Technology Companies’ Role in the Adoption of Total Cyber Protection for SMBs

Technology is providing small and medium-sized businesses (SMBs) of all industries a tremendous opportunity to grow and better manage their business.

• By Manny Johl
• May 09, 2019

Technology is providing small and medium-sized businesses (SMBs) of all industries a tremendous opportunity to grow and better manage their business. With the click of a button, today’s SMBs can instantly access a national audience, efficiently source materials globally and leverage tools that were previously only accessible to large enterprises. Thanks to the emergence of the technology-enabled gig economy, SMBs can also affordably and effortlessly augment their workforce, with recent research indicating 50 percent of U.S.-based SMBs are currently employing freelancers. But as beneficial as technology is to SMBs, it also presents a significant source of risk. In fact, the very same technologies that enable admirable agility and rapid growth can serve as the source of an SMB’s ultimate demise.

Cybercrime has emerged as an unfortunate yet inevitable part of doing business today. Nearly every week another large, global enterprise is breached, and SMBs are proving to be highly vulnerable, as they don’t have the dedicated resources that larger companies have and often lack sufficient cybersecurity training. Additionally, while they may not generate massive payouts individually, SMBs’ general lack of cybersecurity sophistication allows hackers to take a “spray and pray” approach, attacking SMBs by the thousands, or even millions, with little time or investment required. Worse yet, it’s exceptionally difficult for SMBs to resume business as usual if they are attacked, with the U.S. National Cyber Security Alliance finding 60 percent of small companies are unable to sustain their business over six months after a cyberattack.   

The Critical Component Missing from the Cybersecurity Conversation

In its 2018 Data Breach Investigations Report, Verizon found that 58 percent of all cyberattacks target SMBs. Recovering from these attacks isn’t easy, particularly for growing businesses with limited resources. For instance, there are network vulnerabilities to repair, reputational brand damage to recover, data breach fines that may need to be paid, regulators who may need to be notified and employee training to conduct. It’s also extremely costly to recover post-breach. According to recent research from Cisco, 20 percent of SMBs pay between $1,000,000 and $2,499,999 to resolve a data breach.

Thankfully, technology companies continue to build security tools into their products which provide SMBs a much-needed layer of protection. However a critical missing ingredient in SMB cybersecurity is cyber insurance. Even with the most comprehensive cybersecurity solutions in place, employee negligence or errors will still occur that can wreak havoc on an SMB’s network security. Furthermore, security offered by just one technology solution does not cover all possible endpoints.  

Technology Companies Must Play an Active Role in the Adoption of Cyber Insurance

To ensure cyber insurance becomes a key component of SMBs’ overall cybersecurity strategies, the onus shouldn’t continue to fall on SMBs, nor should it fall entirely on insurance companies. Neither have the knowledge to fully understand the cybersecurity component and how that should be paired with insurance. As such, technology companies are in a unique position to affect cyber insurance adoption on a massive scale.
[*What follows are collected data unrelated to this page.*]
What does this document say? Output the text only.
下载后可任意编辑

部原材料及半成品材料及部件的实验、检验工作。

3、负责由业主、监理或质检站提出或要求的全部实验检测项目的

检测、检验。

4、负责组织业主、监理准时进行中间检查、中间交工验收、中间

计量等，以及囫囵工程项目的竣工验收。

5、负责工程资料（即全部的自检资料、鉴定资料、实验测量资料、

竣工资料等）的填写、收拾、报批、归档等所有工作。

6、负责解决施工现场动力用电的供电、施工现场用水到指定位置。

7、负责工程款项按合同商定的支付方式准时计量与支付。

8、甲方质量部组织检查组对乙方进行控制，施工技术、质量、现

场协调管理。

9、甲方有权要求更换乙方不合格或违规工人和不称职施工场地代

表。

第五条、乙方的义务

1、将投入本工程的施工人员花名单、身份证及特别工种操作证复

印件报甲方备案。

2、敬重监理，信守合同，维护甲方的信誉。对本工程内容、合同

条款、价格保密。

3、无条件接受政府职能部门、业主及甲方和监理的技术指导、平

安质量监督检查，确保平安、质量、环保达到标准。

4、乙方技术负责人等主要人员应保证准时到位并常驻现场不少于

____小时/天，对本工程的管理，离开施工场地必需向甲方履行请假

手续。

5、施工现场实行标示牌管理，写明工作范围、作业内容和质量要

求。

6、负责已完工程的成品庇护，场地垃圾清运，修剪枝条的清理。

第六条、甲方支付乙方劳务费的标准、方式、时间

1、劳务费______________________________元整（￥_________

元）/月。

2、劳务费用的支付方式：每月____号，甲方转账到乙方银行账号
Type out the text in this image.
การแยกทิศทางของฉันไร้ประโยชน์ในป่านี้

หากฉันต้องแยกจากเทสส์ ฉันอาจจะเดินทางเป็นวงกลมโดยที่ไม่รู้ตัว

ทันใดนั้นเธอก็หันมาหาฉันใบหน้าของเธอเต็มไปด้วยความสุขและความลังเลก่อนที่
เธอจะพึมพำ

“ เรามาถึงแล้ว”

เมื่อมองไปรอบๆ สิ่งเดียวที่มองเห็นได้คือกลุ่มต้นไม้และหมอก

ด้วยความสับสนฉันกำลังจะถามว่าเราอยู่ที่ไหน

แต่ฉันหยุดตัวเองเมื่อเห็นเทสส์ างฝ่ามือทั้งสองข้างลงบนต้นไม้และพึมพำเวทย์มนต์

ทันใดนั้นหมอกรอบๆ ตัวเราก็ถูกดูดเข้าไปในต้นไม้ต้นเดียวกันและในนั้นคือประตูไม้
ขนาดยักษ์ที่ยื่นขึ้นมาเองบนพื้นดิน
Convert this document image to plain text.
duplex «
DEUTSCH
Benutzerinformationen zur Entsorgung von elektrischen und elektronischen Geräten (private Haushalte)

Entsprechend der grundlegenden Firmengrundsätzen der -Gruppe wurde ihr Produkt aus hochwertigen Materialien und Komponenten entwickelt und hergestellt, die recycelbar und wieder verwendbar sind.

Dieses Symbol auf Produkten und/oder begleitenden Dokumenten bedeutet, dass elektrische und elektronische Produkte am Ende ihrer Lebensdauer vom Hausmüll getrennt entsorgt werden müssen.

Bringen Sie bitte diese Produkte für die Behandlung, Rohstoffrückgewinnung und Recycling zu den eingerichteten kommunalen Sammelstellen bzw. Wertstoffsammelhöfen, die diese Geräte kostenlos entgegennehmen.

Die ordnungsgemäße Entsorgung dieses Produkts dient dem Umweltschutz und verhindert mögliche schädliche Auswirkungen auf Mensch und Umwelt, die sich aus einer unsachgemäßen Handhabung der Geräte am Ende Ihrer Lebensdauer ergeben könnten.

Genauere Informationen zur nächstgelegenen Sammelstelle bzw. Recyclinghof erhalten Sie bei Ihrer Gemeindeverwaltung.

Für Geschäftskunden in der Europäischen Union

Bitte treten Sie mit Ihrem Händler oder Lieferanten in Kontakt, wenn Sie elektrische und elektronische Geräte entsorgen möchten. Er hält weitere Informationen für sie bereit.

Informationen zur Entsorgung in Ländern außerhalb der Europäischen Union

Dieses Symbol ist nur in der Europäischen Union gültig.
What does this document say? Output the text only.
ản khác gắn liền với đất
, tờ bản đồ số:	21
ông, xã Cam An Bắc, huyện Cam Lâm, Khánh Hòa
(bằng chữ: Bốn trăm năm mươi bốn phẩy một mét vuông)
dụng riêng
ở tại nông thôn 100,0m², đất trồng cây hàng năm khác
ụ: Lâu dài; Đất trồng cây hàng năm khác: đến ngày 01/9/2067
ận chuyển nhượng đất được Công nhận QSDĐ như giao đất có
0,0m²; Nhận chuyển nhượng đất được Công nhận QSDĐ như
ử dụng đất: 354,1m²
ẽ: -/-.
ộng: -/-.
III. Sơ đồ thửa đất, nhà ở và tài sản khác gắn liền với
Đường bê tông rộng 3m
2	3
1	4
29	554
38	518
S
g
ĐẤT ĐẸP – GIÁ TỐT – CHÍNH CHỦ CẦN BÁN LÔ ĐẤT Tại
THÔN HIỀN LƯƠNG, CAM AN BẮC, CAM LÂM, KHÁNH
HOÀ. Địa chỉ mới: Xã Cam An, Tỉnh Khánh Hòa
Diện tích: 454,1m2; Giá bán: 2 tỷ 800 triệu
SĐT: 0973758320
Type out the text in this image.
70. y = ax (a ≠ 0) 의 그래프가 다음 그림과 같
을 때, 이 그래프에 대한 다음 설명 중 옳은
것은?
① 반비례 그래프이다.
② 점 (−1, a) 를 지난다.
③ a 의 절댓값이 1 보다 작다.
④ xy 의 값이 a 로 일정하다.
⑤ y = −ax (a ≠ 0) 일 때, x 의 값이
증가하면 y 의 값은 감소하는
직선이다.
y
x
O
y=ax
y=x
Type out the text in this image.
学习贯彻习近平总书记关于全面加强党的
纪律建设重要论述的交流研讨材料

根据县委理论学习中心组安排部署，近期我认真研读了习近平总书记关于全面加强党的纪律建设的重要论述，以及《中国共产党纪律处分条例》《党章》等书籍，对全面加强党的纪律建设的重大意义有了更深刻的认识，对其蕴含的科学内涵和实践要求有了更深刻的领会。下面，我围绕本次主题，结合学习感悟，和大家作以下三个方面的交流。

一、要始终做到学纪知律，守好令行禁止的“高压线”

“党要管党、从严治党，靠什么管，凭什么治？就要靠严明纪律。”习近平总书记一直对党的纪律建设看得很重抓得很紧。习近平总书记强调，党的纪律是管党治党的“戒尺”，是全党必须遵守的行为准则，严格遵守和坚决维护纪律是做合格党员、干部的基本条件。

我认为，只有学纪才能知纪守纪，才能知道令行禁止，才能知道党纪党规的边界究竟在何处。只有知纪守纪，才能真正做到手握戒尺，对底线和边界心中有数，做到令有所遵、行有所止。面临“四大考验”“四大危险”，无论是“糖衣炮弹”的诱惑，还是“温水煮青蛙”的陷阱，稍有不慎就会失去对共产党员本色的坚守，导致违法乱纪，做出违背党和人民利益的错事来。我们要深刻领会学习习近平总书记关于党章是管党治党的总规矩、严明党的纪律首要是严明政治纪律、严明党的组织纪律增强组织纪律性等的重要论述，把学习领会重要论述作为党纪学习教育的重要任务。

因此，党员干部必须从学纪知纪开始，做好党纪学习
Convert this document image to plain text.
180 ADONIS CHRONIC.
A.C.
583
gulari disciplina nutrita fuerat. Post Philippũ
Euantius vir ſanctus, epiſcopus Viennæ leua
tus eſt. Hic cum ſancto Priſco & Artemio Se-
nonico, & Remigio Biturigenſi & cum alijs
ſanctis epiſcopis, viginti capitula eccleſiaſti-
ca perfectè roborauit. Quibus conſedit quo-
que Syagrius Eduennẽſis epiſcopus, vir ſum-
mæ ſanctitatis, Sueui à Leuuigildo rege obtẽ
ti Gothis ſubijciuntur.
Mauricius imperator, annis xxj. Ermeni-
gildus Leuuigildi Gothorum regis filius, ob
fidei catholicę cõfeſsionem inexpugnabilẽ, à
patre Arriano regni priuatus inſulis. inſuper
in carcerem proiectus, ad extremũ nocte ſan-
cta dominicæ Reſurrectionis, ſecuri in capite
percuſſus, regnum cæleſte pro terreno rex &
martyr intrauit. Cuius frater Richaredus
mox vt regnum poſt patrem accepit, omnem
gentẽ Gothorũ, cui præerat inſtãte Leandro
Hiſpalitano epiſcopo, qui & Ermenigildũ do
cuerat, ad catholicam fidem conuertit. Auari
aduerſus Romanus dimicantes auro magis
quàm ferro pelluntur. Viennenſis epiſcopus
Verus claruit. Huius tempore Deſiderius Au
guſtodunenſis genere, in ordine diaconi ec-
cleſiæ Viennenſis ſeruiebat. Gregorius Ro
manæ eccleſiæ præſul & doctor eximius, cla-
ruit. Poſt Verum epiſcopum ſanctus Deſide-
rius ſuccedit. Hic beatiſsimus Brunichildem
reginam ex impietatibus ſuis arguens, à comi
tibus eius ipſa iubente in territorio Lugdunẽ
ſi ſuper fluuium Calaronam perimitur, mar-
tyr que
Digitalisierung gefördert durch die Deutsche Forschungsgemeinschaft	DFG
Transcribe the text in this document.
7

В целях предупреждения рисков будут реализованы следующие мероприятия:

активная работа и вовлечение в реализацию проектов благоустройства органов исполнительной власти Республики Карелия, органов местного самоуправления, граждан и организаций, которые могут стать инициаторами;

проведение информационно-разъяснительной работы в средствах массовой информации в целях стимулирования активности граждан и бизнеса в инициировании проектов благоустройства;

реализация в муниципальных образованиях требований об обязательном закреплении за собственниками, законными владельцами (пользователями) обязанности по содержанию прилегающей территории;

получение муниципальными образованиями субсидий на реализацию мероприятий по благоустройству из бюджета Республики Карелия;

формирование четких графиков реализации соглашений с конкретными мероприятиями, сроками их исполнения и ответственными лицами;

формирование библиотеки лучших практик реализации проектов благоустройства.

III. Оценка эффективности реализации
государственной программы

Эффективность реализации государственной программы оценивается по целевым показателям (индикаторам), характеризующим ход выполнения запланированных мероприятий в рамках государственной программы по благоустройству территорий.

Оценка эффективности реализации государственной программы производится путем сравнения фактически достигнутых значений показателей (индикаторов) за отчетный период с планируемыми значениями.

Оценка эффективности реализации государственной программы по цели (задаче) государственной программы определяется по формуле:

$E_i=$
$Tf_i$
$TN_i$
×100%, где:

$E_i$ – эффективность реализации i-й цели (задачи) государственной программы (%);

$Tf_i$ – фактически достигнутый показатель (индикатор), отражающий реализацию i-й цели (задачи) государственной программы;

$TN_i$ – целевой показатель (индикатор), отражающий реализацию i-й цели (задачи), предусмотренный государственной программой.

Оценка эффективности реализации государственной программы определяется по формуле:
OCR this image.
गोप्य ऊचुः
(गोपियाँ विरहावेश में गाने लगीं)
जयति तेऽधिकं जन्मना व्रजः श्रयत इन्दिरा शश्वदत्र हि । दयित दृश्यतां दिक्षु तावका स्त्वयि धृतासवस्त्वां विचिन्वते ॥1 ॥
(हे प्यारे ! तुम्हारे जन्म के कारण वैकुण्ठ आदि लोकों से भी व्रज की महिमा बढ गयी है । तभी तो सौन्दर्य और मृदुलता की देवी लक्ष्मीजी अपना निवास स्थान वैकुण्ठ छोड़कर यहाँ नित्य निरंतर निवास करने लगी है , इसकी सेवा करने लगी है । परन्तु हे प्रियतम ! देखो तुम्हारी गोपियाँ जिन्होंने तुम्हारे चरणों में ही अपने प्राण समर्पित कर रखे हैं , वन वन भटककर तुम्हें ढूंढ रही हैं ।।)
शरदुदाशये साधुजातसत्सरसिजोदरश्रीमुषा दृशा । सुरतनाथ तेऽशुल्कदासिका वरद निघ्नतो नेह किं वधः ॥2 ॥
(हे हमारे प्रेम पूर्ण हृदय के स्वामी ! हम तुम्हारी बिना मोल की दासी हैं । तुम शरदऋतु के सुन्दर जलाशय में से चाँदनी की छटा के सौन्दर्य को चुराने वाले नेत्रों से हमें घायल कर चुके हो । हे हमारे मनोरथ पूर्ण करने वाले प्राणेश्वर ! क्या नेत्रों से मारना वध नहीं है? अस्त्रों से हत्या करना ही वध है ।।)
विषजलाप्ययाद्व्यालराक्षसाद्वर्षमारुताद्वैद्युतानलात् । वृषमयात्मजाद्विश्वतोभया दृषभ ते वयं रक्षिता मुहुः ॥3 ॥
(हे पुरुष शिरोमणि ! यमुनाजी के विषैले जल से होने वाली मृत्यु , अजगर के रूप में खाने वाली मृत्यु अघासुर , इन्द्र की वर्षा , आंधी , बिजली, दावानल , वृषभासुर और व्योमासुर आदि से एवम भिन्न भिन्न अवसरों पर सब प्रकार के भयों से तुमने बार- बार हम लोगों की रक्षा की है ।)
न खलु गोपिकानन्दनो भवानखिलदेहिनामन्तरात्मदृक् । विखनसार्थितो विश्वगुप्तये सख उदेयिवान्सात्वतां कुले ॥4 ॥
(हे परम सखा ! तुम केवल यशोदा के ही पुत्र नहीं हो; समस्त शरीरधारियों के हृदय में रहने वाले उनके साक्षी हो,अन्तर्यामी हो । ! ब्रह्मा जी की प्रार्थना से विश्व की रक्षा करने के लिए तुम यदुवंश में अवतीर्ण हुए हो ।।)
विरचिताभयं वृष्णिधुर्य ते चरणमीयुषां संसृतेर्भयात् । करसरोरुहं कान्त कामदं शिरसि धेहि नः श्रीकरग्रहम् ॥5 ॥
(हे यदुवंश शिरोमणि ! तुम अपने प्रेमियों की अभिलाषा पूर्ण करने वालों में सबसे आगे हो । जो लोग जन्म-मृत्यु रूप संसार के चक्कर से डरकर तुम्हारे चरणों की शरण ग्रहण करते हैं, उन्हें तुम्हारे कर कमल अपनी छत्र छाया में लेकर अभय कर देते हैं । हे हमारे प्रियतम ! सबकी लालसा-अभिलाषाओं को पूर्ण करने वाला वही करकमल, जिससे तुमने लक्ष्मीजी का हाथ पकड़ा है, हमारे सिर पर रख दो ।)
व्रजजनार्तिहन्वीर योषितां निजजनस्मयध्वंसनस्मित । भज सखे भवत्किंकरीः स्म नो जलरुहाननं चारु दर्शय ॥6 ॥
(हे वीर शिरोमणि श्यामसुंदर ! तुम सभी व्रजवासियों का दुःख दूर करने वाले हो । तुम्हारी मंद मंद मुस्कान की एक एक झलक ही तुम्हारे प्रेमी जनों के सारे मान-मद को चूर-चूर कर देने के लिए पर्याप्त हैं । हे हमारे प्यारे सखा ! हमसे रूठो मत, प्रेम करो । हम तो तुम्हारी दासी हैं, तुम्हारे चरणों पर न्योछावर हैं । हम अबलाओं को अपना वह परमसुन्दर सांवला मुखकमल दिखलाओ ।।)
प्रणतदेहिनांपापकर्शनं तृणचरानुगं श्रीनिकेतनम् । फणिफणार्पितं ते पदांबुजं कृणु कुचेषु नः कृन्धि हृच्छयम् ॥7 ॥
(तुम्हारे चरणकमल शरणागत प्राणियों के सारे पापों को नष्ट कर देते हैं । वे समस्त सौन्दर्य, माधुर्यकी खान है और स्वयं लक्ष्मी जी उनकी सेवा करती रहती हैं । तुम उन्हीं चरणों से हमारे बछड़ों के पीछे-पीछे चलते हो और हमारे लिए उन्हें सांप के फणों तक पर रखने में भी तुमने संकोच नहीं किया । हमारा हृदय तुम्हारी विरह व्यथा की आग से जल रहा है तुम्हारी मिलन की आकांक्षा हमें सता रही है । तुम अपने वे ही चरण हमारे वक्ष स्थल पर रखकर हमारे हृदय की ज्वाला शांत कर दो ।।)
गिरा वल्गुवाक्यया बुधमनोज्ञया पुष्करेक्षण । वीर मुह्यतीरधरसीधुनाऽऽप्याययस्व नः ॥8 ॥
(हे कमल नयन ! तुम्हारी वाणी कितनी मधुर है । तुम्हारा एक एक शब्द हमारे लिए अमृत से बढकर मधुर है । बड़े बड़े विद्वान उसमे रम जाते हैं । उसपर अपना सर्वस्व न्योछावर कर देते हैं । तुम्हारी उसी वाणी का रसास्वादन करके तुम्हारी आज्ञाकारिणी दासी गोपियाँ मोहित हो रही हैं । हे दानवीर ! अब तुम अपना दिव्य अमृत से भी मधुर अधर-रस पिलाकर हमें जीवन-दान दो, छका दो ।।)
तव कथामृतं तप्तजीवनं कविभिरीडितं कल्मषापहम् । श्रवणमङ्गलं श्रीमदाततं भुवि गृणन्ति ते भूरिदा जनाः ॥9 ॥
Any technology provider that enables an SMB to grow digitally should recognize that providing cyber insurance is guiding them in the right direction. As a crucial capability, cyber insurance needs to be included in conjunction with sales processes and product usage, just as cybersecurity services often are.

Pairing cyber insurance with a technology offering that has a cybersecurity component represents a strong, proactive approach for SMB customers. Technology companies are in the unique position to drastically advance cyber insurance adoption as their underlying technology and security serves as the source of underwriting. In other words, since they’re already gathering data from their customers and therefore don’t require SMBs to provide any additional information, technology companies can significantly streamline the underwriting process and reduce friction when it comes to cyber insurance activation. Better yet, by embedding or providing an easy add-on for cyber breach insurance, technology companies can differentiate themselves from competitors, proving to SMB prospects that they recognize the importance of comprehensive cybersecurity and will work to fully protect their customers.

The Pervasiveness of Technology Requires Comprehensive Protection

Time is of the essence here. Technology companies need to embrace their duty to educate SMBs on the value of cyber insurance as a necessity and include it as an option in their service offerings along with cybersecurity tools and/or traditional product warranties. Remember, cyber insurance does not invalidate technology’s cybersecurity features, but rather protects against areas that security can’t control, like employee behavior or negligence.

 Cybersecurity vendors have long partnered with technology companies, so it’s time cyber insurance is included as a critical component of their customers’ overall security posture. By promoting the value of cyber insurance and making it easier for SMBs to incorporate, technology providers can increase their market share and bolster their competitive profile, and SMBs and their customers can rest assured their most critical assets are protected -- even in the event of a breach.